A nie tam klik w pilot i już leci ;)
 

lolek126

Well-known member
Bez reklam
Odtwarzanie płyt vinylowych to taka celebracja, raczej dla smakoszy
-najpierw wybór płyty, i obejrzenie okładki, wyjęcie płyty i jej obejrzenie czy paproszka niema -ale i tak trzeba chuchnac i przetrzeć szmatką, z należną ostrożnością (niektórzy wręcz z nabożnoscia) założenie płyty na talerz, włączenie obrotów, uruchomienie ramienia i ustawienie go w odpowiedniej pozycji, popatrzeć na strobo czy obroty ok i siadamy na fotel zamykając oczy, lecą pierwsze takty muzyki i wtedy doznajemy nirvany.

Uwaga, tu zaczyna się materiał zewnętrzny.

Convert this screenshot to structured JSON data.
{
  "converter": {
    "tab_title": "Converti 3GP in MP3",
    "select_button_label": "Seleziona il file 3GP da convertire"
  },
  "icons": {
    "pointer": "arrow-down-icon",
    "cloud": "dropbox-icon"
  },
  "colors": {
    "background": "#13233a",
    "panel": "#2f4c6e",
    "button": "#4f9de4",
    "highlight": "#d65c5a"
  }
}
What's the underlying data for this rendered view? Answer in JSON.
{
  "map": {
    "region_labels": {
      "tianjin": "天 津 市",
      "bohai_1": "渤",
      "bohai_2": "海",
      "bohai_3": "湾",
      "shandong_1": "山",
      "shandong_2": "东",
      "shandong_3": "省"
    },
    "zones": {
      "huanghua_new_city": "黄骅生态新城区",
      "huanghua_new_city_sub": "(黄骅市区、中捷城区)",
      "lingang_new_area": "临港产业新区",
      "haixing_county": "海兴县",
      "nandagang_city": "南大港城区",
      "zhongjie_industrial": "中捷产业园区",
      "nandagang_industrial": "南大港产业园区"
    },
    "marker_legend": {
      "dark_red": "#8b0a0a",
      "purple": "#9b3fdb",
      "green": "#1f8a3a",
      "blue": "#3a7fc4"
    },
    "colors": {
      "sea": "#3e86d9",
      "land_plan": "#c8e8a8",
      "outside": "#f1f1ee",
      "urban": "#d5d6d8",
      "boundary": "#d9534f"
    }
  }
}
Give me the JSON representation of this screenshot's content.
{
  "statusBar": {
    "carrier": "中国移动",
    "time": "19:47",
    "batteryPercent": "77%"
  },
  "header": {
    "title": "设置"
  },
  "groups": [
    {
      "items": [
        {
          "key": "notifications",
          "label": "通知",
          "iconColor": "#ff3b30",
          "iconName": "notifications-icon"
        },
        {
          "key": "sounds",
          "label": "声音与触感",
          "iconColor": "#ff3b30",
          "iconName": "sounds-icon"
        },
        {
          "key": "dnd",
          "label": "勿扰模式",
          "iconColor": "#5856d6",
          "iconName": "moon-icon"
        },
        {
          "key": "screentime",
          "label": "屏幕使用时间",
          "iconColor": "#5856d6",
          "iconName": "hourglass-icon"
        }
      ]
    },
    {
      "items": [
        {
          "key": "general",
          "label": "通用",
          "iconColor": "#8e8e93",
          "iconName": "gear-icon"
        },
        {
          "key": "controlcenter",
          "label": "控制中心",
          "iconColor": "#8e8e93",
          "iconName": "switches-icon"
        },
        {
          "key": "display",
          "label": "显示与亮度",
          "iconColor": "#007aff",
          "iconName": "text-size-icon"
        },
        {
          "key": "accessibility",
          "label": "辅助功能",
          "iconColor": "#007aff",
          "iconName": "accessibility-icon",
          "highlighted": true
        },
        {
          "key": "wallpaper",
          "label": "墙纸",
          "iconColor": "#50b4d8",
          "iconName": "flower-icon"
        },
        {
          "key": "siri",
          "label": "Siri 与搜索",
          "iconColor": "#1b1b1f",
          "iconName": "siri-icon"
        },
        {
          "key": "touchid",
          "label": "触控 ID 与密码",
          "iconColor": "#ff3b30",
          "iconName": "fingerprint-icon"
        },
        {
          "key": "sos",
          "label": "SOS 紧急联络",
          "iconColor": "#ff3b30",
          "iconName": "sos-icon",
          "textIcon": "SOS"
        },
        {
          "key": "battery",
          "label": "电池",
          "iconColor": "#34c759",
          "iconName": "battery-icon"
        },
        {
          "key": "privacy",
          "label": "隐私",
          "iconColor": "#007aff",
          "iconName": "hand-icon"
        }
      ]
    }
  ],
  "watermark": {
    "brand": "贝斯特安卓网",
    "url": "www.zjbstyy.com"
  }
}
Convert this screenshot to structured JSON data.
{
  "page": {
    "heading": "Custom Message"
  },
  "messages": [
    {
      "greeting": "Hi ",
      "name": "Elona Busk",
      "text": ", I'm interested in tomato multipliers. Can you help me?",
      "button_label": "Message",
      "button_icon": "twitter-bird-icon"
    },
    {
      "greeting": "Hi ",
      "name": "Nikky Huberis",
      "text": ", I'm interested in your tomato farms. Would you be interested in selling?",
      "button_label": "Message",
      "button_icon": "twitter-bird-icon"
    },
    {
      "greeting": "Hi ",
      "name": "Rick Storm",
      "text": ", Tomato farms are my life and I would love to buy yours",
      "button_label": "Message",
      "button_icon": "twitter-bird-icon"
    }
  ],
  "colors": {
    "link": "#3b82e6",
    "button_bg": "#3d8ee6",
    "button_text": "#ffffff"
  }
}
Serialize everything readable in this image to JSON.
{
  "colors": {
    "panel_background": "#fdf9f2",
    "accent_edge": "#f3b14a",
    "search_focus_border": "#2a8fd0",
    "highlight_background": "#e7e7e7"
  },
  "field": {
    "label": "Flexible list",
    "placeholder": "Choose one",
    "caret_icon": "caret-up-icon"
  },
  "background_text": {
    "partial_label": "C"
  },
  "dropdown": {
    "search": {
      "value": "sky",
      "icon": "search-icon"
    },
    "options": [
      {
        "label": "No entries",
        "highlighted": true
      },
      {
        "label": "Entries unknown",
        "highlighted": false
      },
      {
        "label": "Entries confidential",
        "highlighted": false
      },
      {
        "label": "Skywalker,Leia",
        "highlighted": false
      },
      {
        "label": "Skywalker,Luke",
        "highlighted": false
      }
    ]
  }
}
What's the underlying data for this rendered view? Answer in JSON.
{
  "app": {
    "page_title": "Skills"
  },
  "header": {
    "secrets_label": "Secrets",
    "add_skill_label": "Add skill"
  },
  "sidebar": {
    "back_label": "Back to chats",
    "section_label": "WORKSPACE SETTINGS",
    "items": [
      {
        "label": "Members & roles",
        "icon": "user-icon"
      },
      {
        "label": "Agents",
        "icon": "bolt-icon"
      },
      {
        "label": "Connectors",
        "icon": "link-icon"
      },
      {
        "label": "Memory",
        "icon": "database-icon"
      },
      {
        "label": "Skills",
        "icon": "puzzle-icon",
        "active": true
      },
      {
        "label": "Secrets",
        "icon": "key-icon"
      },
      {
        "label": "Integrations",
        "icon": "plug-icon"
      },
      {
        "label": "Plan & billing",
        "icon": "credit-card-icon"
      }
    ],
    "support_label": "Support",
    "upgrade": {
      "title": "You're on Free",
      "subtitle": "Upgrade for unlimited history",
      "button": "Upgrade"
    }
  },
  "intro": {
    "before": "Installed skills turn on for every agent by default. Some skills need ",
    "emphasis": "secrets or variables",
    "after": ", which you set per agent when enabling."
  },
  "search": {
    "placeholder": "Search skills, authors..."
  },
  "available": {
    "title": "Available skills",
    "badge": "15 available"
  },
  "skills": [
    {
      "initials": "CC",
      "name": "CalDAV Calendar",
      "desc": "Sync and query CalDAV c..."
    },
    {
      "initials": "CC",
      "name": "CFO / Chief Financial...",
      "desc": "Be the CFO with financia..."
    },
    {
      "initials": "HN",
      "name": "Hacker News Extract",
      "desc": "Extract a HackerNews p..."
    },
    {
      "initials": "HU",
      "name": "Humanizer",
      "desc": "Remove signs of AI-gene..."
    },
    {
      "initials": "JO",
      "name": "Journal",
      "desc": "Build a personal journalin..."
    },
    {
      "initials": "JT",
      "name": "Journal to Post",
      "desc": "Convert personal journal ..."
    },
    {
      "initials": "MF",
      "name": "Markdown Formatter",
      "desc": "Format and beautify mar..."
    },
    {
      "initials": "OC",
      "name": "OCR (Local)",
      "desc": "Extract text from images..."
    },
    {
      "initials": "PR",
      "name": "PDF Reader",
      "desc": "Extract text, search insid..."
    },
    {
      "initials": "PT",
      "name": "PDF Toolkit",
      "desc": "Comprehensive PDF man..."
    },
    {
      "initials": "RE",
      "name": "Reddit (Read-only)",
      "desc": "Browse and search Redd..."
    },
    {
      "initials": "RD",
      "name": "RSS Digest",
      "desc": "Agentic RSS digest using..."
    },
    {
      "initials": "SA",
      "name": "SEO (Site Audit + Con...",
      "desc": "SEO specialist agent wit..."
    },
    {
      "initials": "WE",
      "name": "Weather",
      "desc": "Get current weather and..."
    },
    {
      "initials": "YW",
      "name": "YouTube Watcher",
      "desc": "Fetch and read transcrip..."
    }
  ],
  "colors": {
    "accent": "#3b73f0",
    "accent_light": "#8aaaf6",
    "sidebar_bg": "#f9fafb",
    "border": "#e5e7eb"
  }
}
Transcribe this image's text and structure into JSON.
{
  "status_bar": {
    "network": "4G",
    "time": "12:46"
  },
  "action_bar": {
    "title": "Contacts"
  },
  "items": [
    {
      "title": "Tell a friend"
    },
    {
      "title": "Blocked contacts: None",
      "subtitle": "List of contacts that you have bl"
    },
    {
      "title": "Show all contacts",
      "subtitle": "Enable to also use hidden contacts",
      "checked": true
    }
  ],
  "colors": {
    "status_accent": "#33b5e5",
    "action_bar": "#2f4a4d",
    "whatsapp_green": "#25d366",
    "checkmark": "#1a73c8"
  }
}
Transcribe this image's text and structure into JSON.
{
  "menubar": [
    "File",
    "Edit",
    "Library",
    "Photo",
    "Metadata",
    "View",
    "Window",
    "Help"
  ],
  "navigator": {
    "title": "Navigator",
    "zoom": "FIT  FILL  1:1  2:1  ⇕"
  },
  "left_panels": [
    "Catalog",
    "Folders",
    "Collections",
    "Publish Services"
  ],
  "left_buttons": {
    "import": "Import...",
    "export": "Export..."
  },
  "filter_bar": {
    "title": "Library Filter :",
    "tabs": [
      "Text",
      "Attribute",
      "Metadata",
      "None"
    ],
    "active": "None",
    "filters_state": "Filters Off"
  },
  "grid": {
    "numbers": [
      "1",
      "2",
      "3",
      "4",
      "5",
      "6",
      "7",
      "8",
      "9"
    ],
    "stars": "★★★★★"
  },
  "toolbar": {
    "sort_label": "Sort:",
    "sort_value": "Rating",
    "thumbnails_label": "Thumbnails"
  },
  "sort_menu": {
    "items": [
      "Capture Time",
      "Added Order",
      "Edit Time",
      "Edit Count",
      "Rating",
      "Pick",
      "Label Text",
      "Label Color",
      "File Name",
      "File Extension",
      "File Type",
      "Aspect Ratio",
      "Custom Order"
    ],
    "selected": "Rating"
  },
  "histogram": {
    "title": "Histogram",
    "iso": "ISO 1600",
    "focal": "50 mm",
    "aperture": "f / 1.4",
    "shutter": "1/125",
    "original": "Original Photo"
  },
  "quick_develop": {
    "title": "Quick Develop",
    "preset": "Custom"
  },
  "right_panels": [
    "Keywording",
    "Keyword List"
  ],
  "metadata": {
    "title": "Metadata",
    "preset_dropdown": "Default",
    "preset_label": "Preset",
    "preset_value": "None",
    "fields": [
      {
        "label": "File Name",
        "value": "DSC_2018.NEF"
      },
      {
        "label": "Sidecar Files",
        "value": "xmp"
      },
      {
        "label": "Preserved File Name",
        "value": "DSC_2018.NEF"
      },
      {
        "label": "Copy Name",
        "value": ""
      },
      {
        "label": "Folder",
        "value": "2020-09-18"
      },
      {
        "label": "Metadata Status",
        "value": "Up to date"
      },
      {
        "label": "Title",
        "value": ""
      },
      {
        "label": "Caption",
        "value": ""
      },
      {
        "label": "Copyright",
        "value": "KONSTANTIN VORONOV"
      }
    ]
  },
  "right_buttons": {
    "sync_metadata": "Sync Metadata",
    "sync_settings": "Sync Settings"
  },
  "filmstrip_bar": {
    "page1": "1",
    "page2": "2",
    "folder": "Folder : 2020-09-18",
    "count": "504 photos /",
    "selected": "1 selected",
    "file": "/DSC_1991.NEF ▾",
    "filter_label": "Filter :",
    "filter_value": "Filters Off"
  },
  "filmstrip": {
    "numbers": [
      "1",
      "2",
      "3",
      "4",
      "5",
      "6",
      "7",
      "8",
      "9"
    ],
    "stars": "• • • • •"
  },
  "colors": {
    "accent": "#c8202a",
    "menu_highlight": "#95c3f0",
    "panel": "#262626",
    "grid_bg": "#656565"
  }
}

A nie tam klik w pilot i już leci ;)

Dokładnie , podobnie jest z płytą cd czy choćby z filmem na fizycznym nośniku.
 

Bipo

Active member
Bez reklam
I oto w tej całej zabawie chodzi... :) z fizycznym nośnikiem jest inaczej niż z włączeniem pliku.... tutaj trzeba troszkę czynności wykonać...:)
Henry jak przyjedziesz to się jedno pranko wstawi :) 10 płyt od razu na stojak wchodzi do suszenia :)
 

bielikk

New member
Bez reklam
Bipo - cała ta "celebracja" + "obsługa tech." płyt winylowych zabiera chyba więcej czasu niż słuchanie muzyki - zostaje jeszcze trochę czasu na życie rodzinne?
 

Pawel_Sz85

Klub HDTV.com.pl
VIP
Bipo gratuluję pięknego i na pewno świetnego gramofonu !!! Widzę jest wielki zapał do winyli to się chwali :) Też mam ta myjkę. Zdaje egzamin.
 

pelzak

Klub HDTV.com.pl
VIP
>> Bipo - niemalże identyczny zakup poczyniłem przed kilkoma laty ..
Knosti , moim zdaniem nie zdaje egzaminu , zwłaszcza z firmowym eliksirem ( tu https://audiomaniacy.pl/index.php?topic=43.0 można znaleźć "domową" formułę już lepsza )
i tak z biegiem czasu kupisz Okki Nokki :-D ( polecam z płynem L'Art du Son i porządną szczoteczką )
Co do traktowania igły preparatem do czyszczenia opinie są różne :confused: ; moim zdaniem bardzo skutecznie sobie radzi Onzow Zerodust
Okładki na płyty - obowiązkowe :)
pzdr
 

Bipo

Active member
Bez reklam
Potestujemy się zobaczy... :) Na chwilę obecną wykąpe w tym co mam i zobaczę jak to cos się sprawuje. Wiele osób mi poleca ta myjke na początek a jak już pewnie wiesz musze osobiście dotknąć i przetestować co I jak.. :)
 

Bipo

Active member
Bez reklam
Dzisiaj umyłem wszystkie obecne płyty winylowe które mam na stanie tj. 22szt. Wszystkie płyty to nówki ze sklepu, które po wyjęciu z opakowania prosiły się od razu o umycie z fabrycznych paprochów. Po kąpieli płyty wylądowały na suszarce, a następnie w nowych koszulkach antystatycznych.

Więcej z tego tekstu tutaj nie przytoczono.